Paolo von Schirach, director of the US-based Global Policy Institute, echoed this harsh assessment. Reacting to Katz’s comments, von Schirach told Al Jazeera that comforting the destruction of Gaza goes beyond fighting Hamas. The idea was to “make this place uninhabitable in the hope that people would disappear and go somewhere else,” he said.
Paralysis of the Peace Committee
Israel’s strategy has significantly weakened the Peace Committee, a support group of US President Donald Trump that oversees Gaza’s post-war transition, governance and peacekeeping.
“The peace committee was supposed to gradually take control, take control of the Strip, establish a form of governance, and eventually introduce peacekeeping forces to maintain order, thereby removing the Israeli army and disarming Hamas,” von Schirach said. “Nothing like that has happened and will never happen.”
Von Schirach noted that the council currently lacks the tools and security forces needed to assert control, making U.S.-led diplomatic efforts increasingly embarrassing to the White House. The US government may be preoccupied with the emerging crisis in the Strait of Hormuz, but the US failure to pressure Israel into compliance remains clear.
But Mustafa argued that this is not just a lack of U.S. influence. He suggested that the United States and Israel share the fundamental goal of disarming Hamas, only their methods differ. “Israel is encouraged by the peace committee itself adopting Israel’s position on linking the entire agreement to disarmament,” he said.
removal of pretexts
In order to break the deadlock, Palestinian factions have turned heavily toward diplomacy.

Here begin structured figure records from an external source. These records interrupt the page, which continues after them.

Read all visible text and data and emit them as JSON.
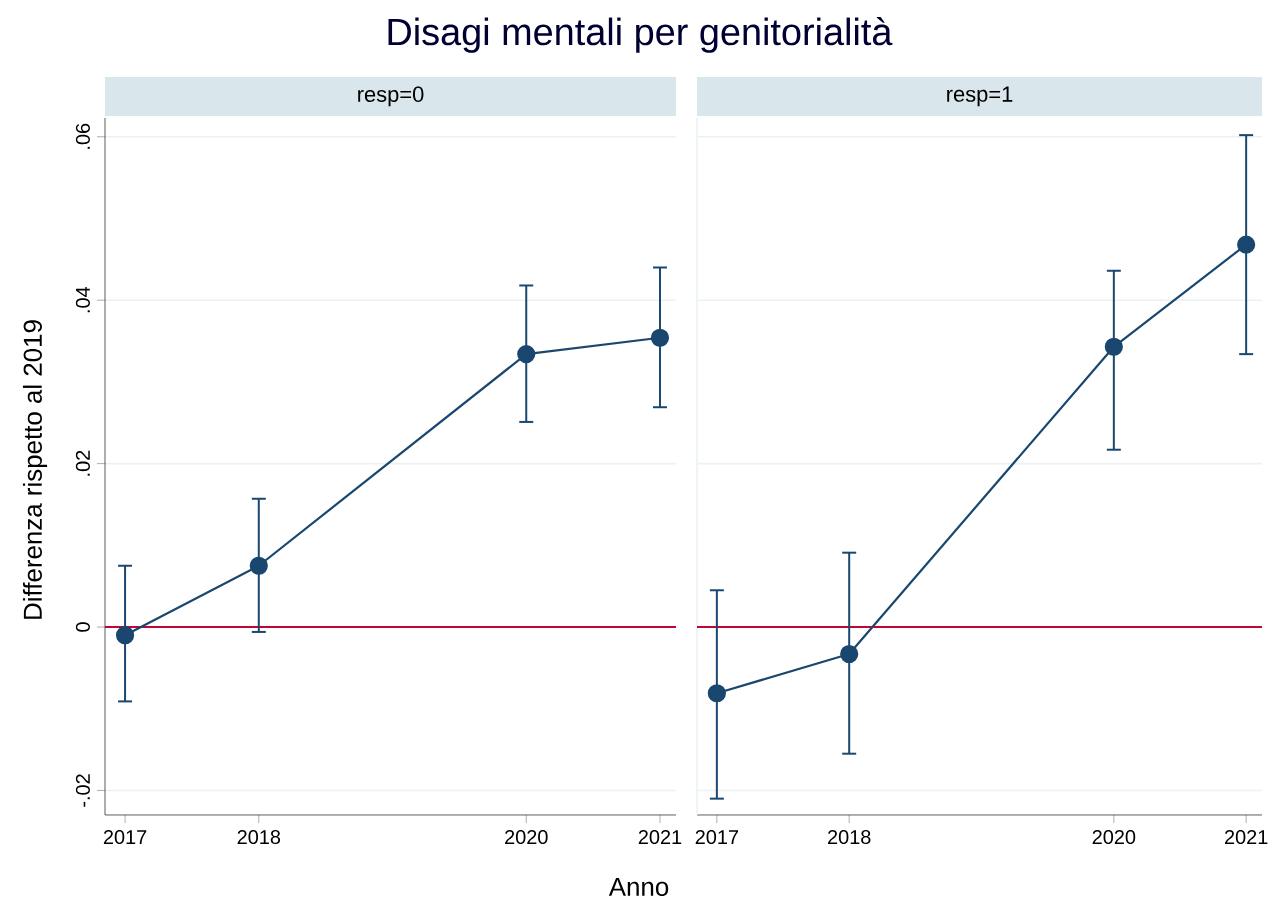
{
  "chart_data": [
    {
      "type": "line",
      "title": "Disagi mentali per genitorialità",
      "subtitle": "resp=0",
      "xlabel": "Anno",
      "ylabel": "Differenza rispetto al 2019",
      "x": [
        2017,
        2018,
        2020,
        2021
      ],
      "series": [
        {
          "color": "#1a476f",
          "values": [
            -0.001,
            0.0075,
            0.0334,
            0.0354
          ],
          "errors": [
            [
              -0.0091,
              0.0075
            ],
            [
              -0.0006,
              0.0157
            ],
            [
              0.0251,
              0.0418
            ],
            [
              0.0269,
              0.044
            ]
          ]
        }
      ],
      "xlim": [
        2016.85,
        2021.12
      ],
      "xticks": [
        2017,
        2018,
        2020,
        2021
      ],
      "ylim": [
        -0.023,
        0.0623
      ],
      "yticks": [
        {
          "value": -0.02,
          "label": "-.02"
        },
        0,
        {
          "value": 0.02,
          "label": ".02"
        },
        {
          "value": 0.04,
          "label": ".04"
        },
        {
          "value": 0.06,
          "label": ".06"
        }
      ],
      "grid": "y",
      "marker": "circle",
      "line_style": "solid",
      "ref_lines": [
        {
          "axis": "y",
          "value": 0,
          "color": "#c10534"
        }
      ]
    },
    {
      "type": "line",
      "subtitle": "resp=1",
      "x": [
        2017,
        2018,
        2020,
        2021
      ],
      "series": [
        {
          "color": "#1a476f",
          "values": [
            -0.0081,
            -0.0033,
            0.0343,
            0.0468
          ],
          "errors": [
            [
              -0.021,
              0.0045
            ],
            [
              -0.0155,
              0.0091
            ],
            [
              0.0217,
              0.0436
            ],
            [
              0.0334,
              0.0602
            ]
          ]
        }
      ],
      "xlim": [
        2016.85,
        2021.12
      ],
      "xticks": [
        2017,
        2018,
        2020,
        2021
      ],
      "ylim": [
        -0.023,
        0.0623
      ],
      "yticks": [
        -0.02,
        0,
        0.02,
        0.04,
        0.06
      ],
      "grid": "y",
      "marker": "circle",
      "line_style": "solid",
      "tick_labels": "x",
      "ref_lines": [
        {
          "axis": "y",
          "value": 0,
          "color": "#c10534"
        }
      ]
    }
  ]
}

By dissolving the governing council and establishing a technocratic organization, Hamas is seeking to eliminate Israeli excuses for delaying the implementation of the ceasefire.
Al-Tanani noted that Palestinian factions are currently working with Cairo mediators Egypt, Qatar, and Turkiye to build a unified Arab-Islamic position. The bloc is expected to press the United States to move beyond support for the broad outlines of a “ceasefire” and force specific operational details of the plan.
“This requires translating (US) statements and positions into practical measures to pressure Israel to end the humanitarian disaster and implement the ceasefire agreement,” al-Tanani said. Until then, observers warn, Gaza will remain trapped in a calculated dead end of destruction and occupation.